Of course someone does. The TT forum doesn't rest until we know everything about our cars. :lol:

The brand is Faital.

The standard set up is not bad. But is has room for improvement. Only thing is: most people use different standards when it comes to good or bad sound quality. 
I think my professional studio AKG K712Pro headphones are good. And the sound in the TT doesn't come close to it. 
Some say these AKG K712Pro are just mediocre. So I guess it's like they say: how long is a piece of string?


----------



## QS Luke (Jul 13, 2013)

TT-driver said:


> Of course someone does. The TT forum doesn't rest until we know everything about our cars. :lol:
> 
> The brand is Faital.
> 
> ...


If I could replicate the sound of my AKG K7XX headphones in the Audi I'd likely cream my pants.


----------



## TALBOTL (Aug 30, 2017)

TT-driver said:


> Of course someone does. The TT forum doesn't rest until we know everything about our cars. :lol:
> 
> The brand is Faital.
> 
> ...


Thanks TT Driver appreciate the info, can't say I have heard of them but I have never been up to speed with ICE. I do however like my headphones - AKG are fairly good certainly a very under rated headphone. I currently have Audio Technica M50X and they are fantastic and also have a knocking about set (Cowin E7) got them on offer at Amazon for circa GBP40 which are great!
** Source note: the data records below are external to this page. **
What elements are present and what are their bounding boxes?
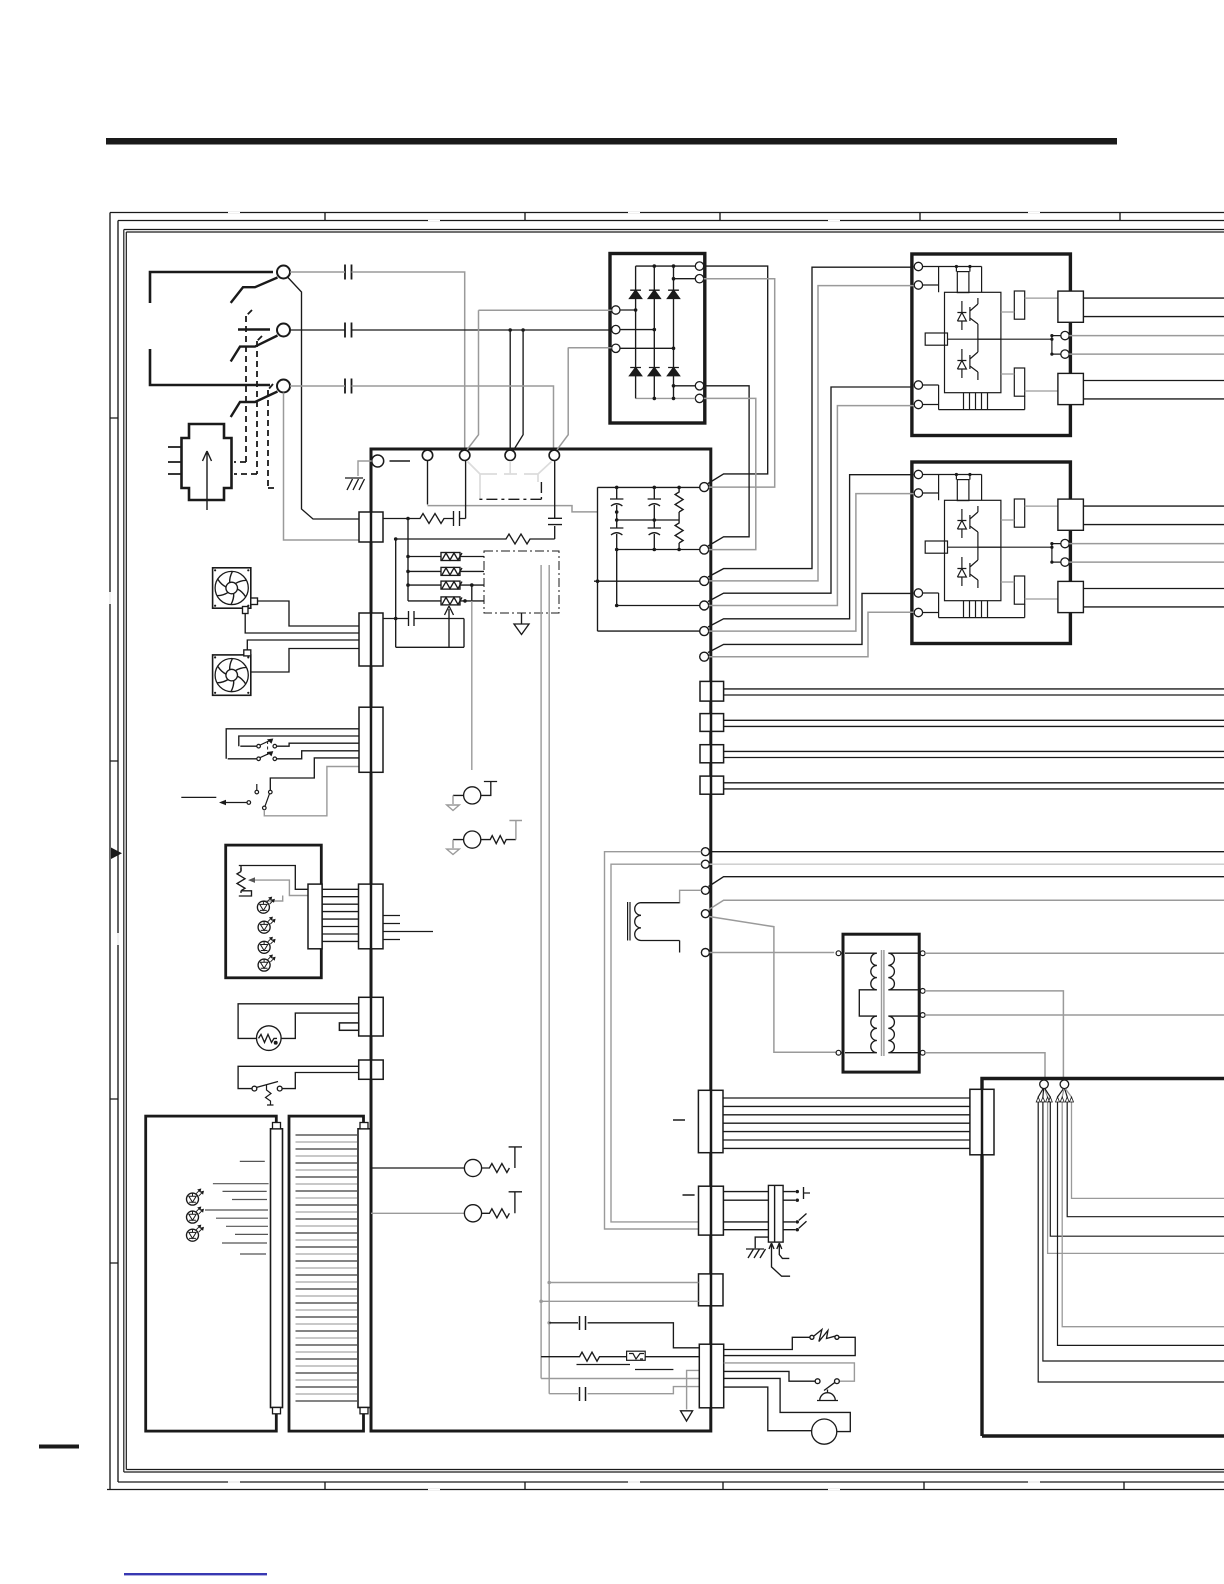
wire outdoor thermistor loop <box>238 1004 359 1039</box>
filter cap bank left rail <box>594 487 700 631</box>
wire CN22 w1 to pressure switch <box>724 1337 810 1349</box>
wire CN4 stubs right <box>383 916 433 940</box>
wire B4 nested <box>1065 1089 1224 1199</box>
wire Q5 gray to transformer pin <box>709 952 834 954</box>
wire B3 nested <box>1065 1089 1224 1217</box>
wire service wires to CN3 <box>226 729 359 759</box>
diode bridge bottom rail O4 gray <box>636 397 696 399</box>
wire bridge output O2 gray to P1 <box>704 279 775 487</box>
left border arrow marker <box>111 848 122 860</box>
diode bridge bottom rail O3 <box>674 385 696 387</box>
wire VR1 bottom <box>239 891 252 896</box>
main control board outline <box>371 449 711 1431</box>
wire CN20 to terminal block <box>723 1192 768 1230</box>
diode bridge input circle I3 <box>612 344 620 352</box>
node R10 junction <box>406 517 410 521</box>
connector CN21 <box>699 1274 724 1306</box>
wire L2 tap2 drop diagonal to board terminal <box>513 330 523 451</box>
main switch S1 frame bracket <box>150 272 273 385</box>
wire CN22 w6 to motor <box>724 1387 812 1431</box>
wire SW63H return <box>724 1337 856 1355</box>
ribbon bar right <box>358 1129 370 1408</box>
wire CN22 w5 to motor <box>724 1378 851 1431</box>
wire L1 gray from pole1 to board terminal <box>290 272 465 450</box>
board lower terminal Q1 <box>701 848 709 856</box>
drawing frame inner double line <box>124 230 1224 1473</box>
capacitor C10 <box>454 461 466 527</box>
main switch S1 linkage dashed <box>234 310 276 488</box>
node left rail taps <box>406 555 410 587</box>
wire P4 gray to PM1 input4 <box>709 406 914 606</box>
connector CN20 second block <box>699 1186 724 1235</box>
ground wire TB1 <box>755 1237 768 1248</box>
node bridge input junctions <box>634 264 676 400</box>
node cap bank junctions <box>596 486 681 608</box>
resistor R20 thermal fuse line <box>541 1352 699 1361</box>
ribbon CN4 rungs <box>322 889 358 941</box>
wire pole1 black drop to CN1 <box>288 277 360 519</box>
diode bridge input circle I1 <box>612 306 620 314</box>
sheet border outer line <box>107 213 1224 1490</box>
board top terminal T3 <box>505 450 515 460</box>
display board wire stubs <box>205 1161 269 1254</box>
interior rail gray B <box>548 565 550 1394</box>
bottom-left dash mark <box>39 1445 79 1449</box>
board top terminal T4 <box>549 450 559 460</box>
ribbon cable rungs dark <box>296 1135 358 1401</box>
main switch S1 middle pole stub <box>238 328 270 331</box>
wire B1 nested <box>1058 1089 1224 1346</box>
diode bridge column 3 <box>673 266 675 398</box>
wire Q3 jog long right <box>709 877 1224 887</box>
connector CN5 <box>339 997 383 1036</box>
wire P5 jog to PM2 input1 <box>708 475 914 627</box>
node NTC4 junction <box>463 599 467 603</box>
inverter board PCB2 outline <box>982 1079 1224 1437</box>
wire P3 gray to PM1 input2 <box>709 286 914 581</box>
sensor arrow up <box>445 606 454 647</box>
dash label CN15 <box>673 1119 685 1121</box>
defrost switch SW4 <box>252 1082 282 1092</box>
wire pushbutton feed <box>270 758 359 790</box>
resistor bank column C <box>675 487 683 549</box>
wire B2 nested <box>1062 1089 1224 1327</box>
compressor sensor TH5 <box>371 1212 464 1214</box>
wire bridge input I1 gray <box>479 309 612 311</box>
wire NTC junction link <box>471 585 473 601</box>
LED D11 <box>257 897 274 913</box>
test point arrow <box>221 802 247 804</box>
transformer T1 box <box>843 934 919 1072</box>
display board PCB4 <box>146 1116 277 1431</box>
wire bridge output O1 to P1 <box>704 266 768 483</box>
board lower terminal Q3 <box>701 886 709 894</box>
transformer T1 primary winding lower <box>845 1016 877 1053</box>
capacitor C21 line <box>549 1387 699 1394</box>
connector CN12 <box>700 714 724 732</box>
board right edge terminal P6 <box>700 652 709 661</box>
wire T1 drop to snubber rail <box>427 461 429 505</box>
dashed linkage SW1 SW2 <box>267 741 269 756</box>
thermistor NTC3 <box>408 581 484 589</box>
diode bridge output circle O4 <box>695 394 703 402</box>
transformer T1 secondary winding upper <box>888 953 920 991</box>
outdoor thermistor TH3 <box>257 1026 282 1051</box>
connector CN30 PCB2 left <box>970 1089 994 1155</box>
sensor TH2 ground arrow <box>447 840 460 855</box>
capacitor C11 horizontal plates <box>548 461 562 525</box>
wire CN21 gray feeds <box>541 1283 698 1302</box>
sensor TH2 circle <box>464 831 481 848</box>
wire T1 sec1 long right <box>925 952 1224 954</box>
capacitor C2 line L2 <box>345 323 352 338</box>
diode D6 <box>668 368 680 376</box>
switch SW4 actuator squiggle <box>266 1085 274 1105</box>
current transformer CT1 body <box>182 424 232 500</box>
wire L3 gray from pole3 <box>290 386 554 450</box>
sensor TH1 ground arrow <box>447 795 460 810</box>
wire SW3 return gray <box>264 767 359 816</box>
potentiometer VR1 <box>237 868 245 893</box>
interior rail gray A <box>540 565 542 1379</box>
diode D3 <box>668 290 680 298</box>
main switch S1 terminal circle pole3 <box>277 380 290 393</box>
transformer T1 secondary winding lower <box>888 1015 920 1053</box>
capacitor bank column A caps <box>610 487 700 605</box>
wire T1 sec3 long right <box>925 1014 1224 1016</box>
wire pole3 gray drop to CN1 low pin <box>284 393 360 541</box>
capacitor C20 line <box>549 1323 699 1348</box>
sensor TH2 circuit <box>453 836 516 844</box>
wire Q4 drop to transformer <box>709 917 836 1053</box>
diode D5 <box>648 368 660 376</box>
wire T1 sec4 to PCB2 circle A <box>925 1053 1045 1079</box>
sheet border inner zone line <box>118 221 1224 1483</box>
dash label CN20 <box>683 1194 695 1196</box>
top rule <box>106 138 1117 145</box>
wire Q2 long right light <box>709 863 1224 865</box>
main switch S1 terminal circle pole2 <box>277 324 290 337</box>
ground symbol TB1 <box>746 1249 766 1258</box>
wire Q3 to reactor coil <box>641 890 701 902</box>
connector CN4 LED board side <box>308 884 322 949</box>
wire bridge output O3 to P2 <box>704 386 749 546</box>
board top terminal T2 <box>460 450 470 460</box>
diode bridge output circle O1 <box>695 262 703 270</box>
wire A1 nested <box>1038 1089 1224 1382</box>
wire CN1 to cap C12 row <box>383 539 464 647</box>
fan motor MF2 <box>213 655 251 695</box>
capacitor bank column B caps <box>648 487 661 549</box>
capacitor C3 line L3 <box>345 379 352 394</box>
wire gray L to CN22 <box>541 1378 699 1380</box>
connector CN2 <box>359 613 383 666</box>
wire Q4 jog long right <box>709 900 1224 910</box>
buzzer BZ dome <box>817 1390 838 1401</box>
sensor TH1 circuit <box>453 782 497 796</box>
buzzer switch contacts <box>815 1379 839 1391</box>
PCB2 terminal circle B <box>1060 1080 1069 1089</box>
wire pair CN11 <box>724 689 1224 695</box>
diode D1 <box>630 290 642 298</box>
node interior rail taps <box>539 1281 551 1325</box>
pushbutton SW3 <box>255 784 272 810</box>
wire gray drop from NTC area <box>471 601 473 770</box>
display LED D23 <box>187 1225 204 1241</box>
ground wire CN22 <box>687 1370 700 1409</box>
wire A2 nested <box>1043 1089 1224 1361</box>
wire RC2 row <box>396 526 555 544</box>
wire bridge bottom input gray drop to T4 <box>557 348 568 450</box>
diode D2 <box>648 290 660 298</box>
board right edge terminal P3 <box>700 576 709 585</box>
wire pair CN12 <box>724 720 1224 726</box>
wire TB1 lead2 with arrow <box>777 1243 790 1258</box>
wire A3 nested <box>1045 1089 1224 1253</box>
filter cap bank mid rail <box>617 519 679 521</box>
wire left rail vertical <box>407 519 409 601</box>
node L2 tap2 <box>521 328 525 332</box>
shield box dash-dot upper <box>479 482 542 499</box>
capacitor C20 <box>580 1316 586 1330</box>
wire MF1 leads <box>245 601 359 633</box>
compressor sensor TH4 <box>371 1147 522 1173</box>
faston terminal F2 with blade <box>783 1214 806 1230</box>
wire VR1 top loop <box>239 866 308 890</box>
wire P3 jog to PM1 input1 <box>708 267 914 577</box>
connector CN4 board side <box>359 884 384 949</box>
ground triangle under shield box <box>514 613 529 635</box>
diode bridge DB1 box <box>610 254 705 424</box>
main switch S1 blade pole3 <box>231 392 278 418</box>
wire P4 jog to PM1 input3 <box>708 387 914 602</box>
board lower terminal Q4 <box>701 910 709 918</box>
wire A4 nested <box>1045 1089 1224 1236</box>
dip switch SW2 <box>257 752 277 761</box>
wire P5 gray to PM2 input2 <box>709 494 914 631</box>
connector CN22 <box>699 1344 723 1408</box>
diode bridge input circle I2 <box>612 325 620 333</box>
test point circle <box>247 801 251 805</box>
thermistor NTC4 <box>408 597 484 605</box>
fan motor MF1 <box>213 568 251 608</box>
wire pair CN13 <box>724 751 1224 757</box>
thermistor NTC2 <box>408 567 484 575</box>
connector CN14 <box>700 776 724 794</box>
wire LED feed gray <box>263 896 282 902</box>
thermistor NTC1 <box>408 553 484 561</box>
wire bridge input I3 gray <box>568 347 611 349</box>
board right edge terminal P5 <box>700 627 709 636</box>
wire SW1 SW2 returns <box>228 743 359 759</box>
diode bridge top rail <box>636 265 696 267</box>
connector CN11 <box>700 681 724 701</box>
board lower terminal Q2 <box>701 860 709 868</box>
filter cap bank top rail <box>598 486 701 488</box>
zone tick marks left border <box>110 418 118 1263</box>
wire TB1 lead1 with arrow <box>769 1243 790 1276</box>
transformer T1 primary winding upper <box>845 953 877 1016</box>
resistor R10 with cap line <box>383 514 453 524</box>
sensor TH1 circle <box>464 787 481 804</box>
PCB2 terminal circle A <box>1040 1080 1049 1089</box>
wire pair CN14 <box>724 783 1224 789</box>
blue underline bottom <box>124 1573 267 1575</box>
board right edge terminal P4 <box>700 601 709 610</box>
capacitor C21 <box>580 1387 586 1401</box>
terminal block TB1 <box>768 1185 783 1242</box>
diode bridge tap rail O2 <box>674 278 696 280</box>
ground symbol earth hatch <box>345 478 365 490</box>
ground triangle CN22 <box>681 1411 693 1421</box>
IGBT power module PM1 <box>912 254 1224 436</box>
current transformer CT1 left pins <box>168 447 182 474</box>
wire L2 tap1 drop to board terminal <box>509 330 511 450</box>
board lower terminal Q5 <box>701 949 709 957</box>
zone line gaps (white) <box>110 213 1040 1490</box>
capacitor C1 line L1 <box>345 265 352 280</box>
wire buzzer switch left leg <box>724 1371 816 1381</box>
node L2 tap1 <box>508 328 512 332</box>
transformer T1 pins <box>836 951 925 1055</box>
diode bridge output circle O2 <box>695 275 703 283</box>
ribbon cable 7 wires <box>723 1098 970 1148</box>
connector CN6 <box>359 1060 384 1079</box>
pressure switch SW63H <box>810 1330 839 1342</box>
ground wire <box>358 461 372 476</box>
transformer T1 core <box>882 950 884 1056</box>
wire bridge output O4 gray to P2 <box>704 398 756 549</box>
wire P6 gray to PM2 input4 <box>709 612 914 656</box>
IGBT power module PM2 <box>912 462 1224 644</box>
shield box dash-dot lower <box>484 551 559 613</box>
wire Q2 interior loop <box>611 864 701 1222</box>
display LED D21 <box>187 1189 204 1205</box>
LED board PCB3 outline <box>226 845 322 978</box>
ground terminal circle <box>372 455 384 467</box>
wire thermal contact marks <box>577 1365 674 1370</box>
board top terminal T1 <box>422 450 432 460</box>
ground terminal dash label <box>390 460 411 462</box>
wire Q1 interior loop <box>605 852 702 1229</box>
display LED D22 <box>187 1207 204 1223</box>
filter cap bank bottom rail <box>617 549 700 551</box>
ribbon cable rungs gray <box>296 1142 358 1394</box>
LED D13 <box>258 937 275 953</box>
node RC2 junction <box>394 537 398 541</box>
main switch S1 blade pole1 <box>231 278 278 303</box>
fan MF1 connector stub <box>251 598 258 605</box>
diode D4 <box>630 368 642 376</box>
wire CN22 w3 buzzer switch loop <box>724 1363 855 1381</box>
faston terminal F1 <box>783 1187 810 1200</box>
connector CN1 <box>359 512 383 542</box>
wire Q1 long right <box>709 851 1224 853</box>
connector CN3 <box>359 707 383 772</box>
capacitor C12 <box>409 611 415 626</box>
motor M circle <box>812 1419 837 1444</box>
dip switch SW1 <box>257 739 277 748</box>
main switch S1 blade pole2 <box>231 336 278 362</box>
wire bridge top input gray drop to T2 <box>467 310 479 450</box>
ghost wiring light gray <box>468 461 552 499</box>
LED D14 <box>258 955 275 971</box>
main switch S1 terminal circle pole1 <box>277 266 290 279</box>
current transformer CT1 arrow <box>203 451 212 510</box>
LED D12 <box>258 917 275 933</box>
connector CN13 <box>700 745 724 763</box>
wire snubber rail gray <box>428 506 598 512</box>
reactor coil L10 <box>628 902 630 941</box>
test point line <box>181 796 216 798</box>
board right edge terminal P1 <box>700 483 709 492</box>
diode bridge column 1 <box>635 266 637 398</box>
connector CN15 ribbon left <box>698 1090 723 1152</box>
wire P6 jog to PM2 input3 <box>708 593 914 652</box>
zone tick marks bottom border <box>325 1482 1124 1490</box>
diode bridge column 2 <box>653 266 655 398</box>
zone tick marks top border <box>325 213 1120 221</box>
fan MF2 connector stub <box>244 650 251 656</box>
ribbon bar left <box>271 1129 283 1408</box>
wire arrows under circles <box>1036 1097 1073 1102</box>
thermal fuse TF1 <box>627 1351 646 1360</box>
sensor TH2 top bar gray <box>509 821 522 840</box>
diode bridge output circle O3 <box>695 382 703 390</box>
wire MF2 leads <box>247 640 359 672</box>
ribbon housing box <box>289 1116 364 1431</box>
node C12 <box>394 617 398 621</box>
wire T1 sec2 to PCB2 circle B <box>925 991 1063 1079</box>
wire L2 black from pole2 to bridge input <box>290 329 611 331</box>
board right edge terminal P2 <box>700 545 709 554</box>
wire defrost switch loop <box>238 1066 359 1088</box>
wire VR1 wiper gray <box>251 880 308 895</box>
wire bridge input rows <box>620 310 674 348</box>
node NTC3 junction <box>470 583 474 587</box>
Anyway I don't want to stray too far off the OP's topic!

LT


----------



## TT-driver (Sep 14, 2010)

Even if you were up to speed with ICE, you probably still wouldn't know Faital as a brand. When I explored the brand a couple of years ago, they had some web pages designated to designing and manufacturing speakers for car brands.

The funny detail: even the Audi TT Bose tweeters are actually produced by Faital.

Here you see that Faital produces 2 different specifications for one and the same car. The standard version with not much sparkle in the sound and the Bose version with much more sparkle. (and less mid tones, thus a higher cross over frequency)

Remarkable that my headphones remark resonated with you guys (pun intended)


----------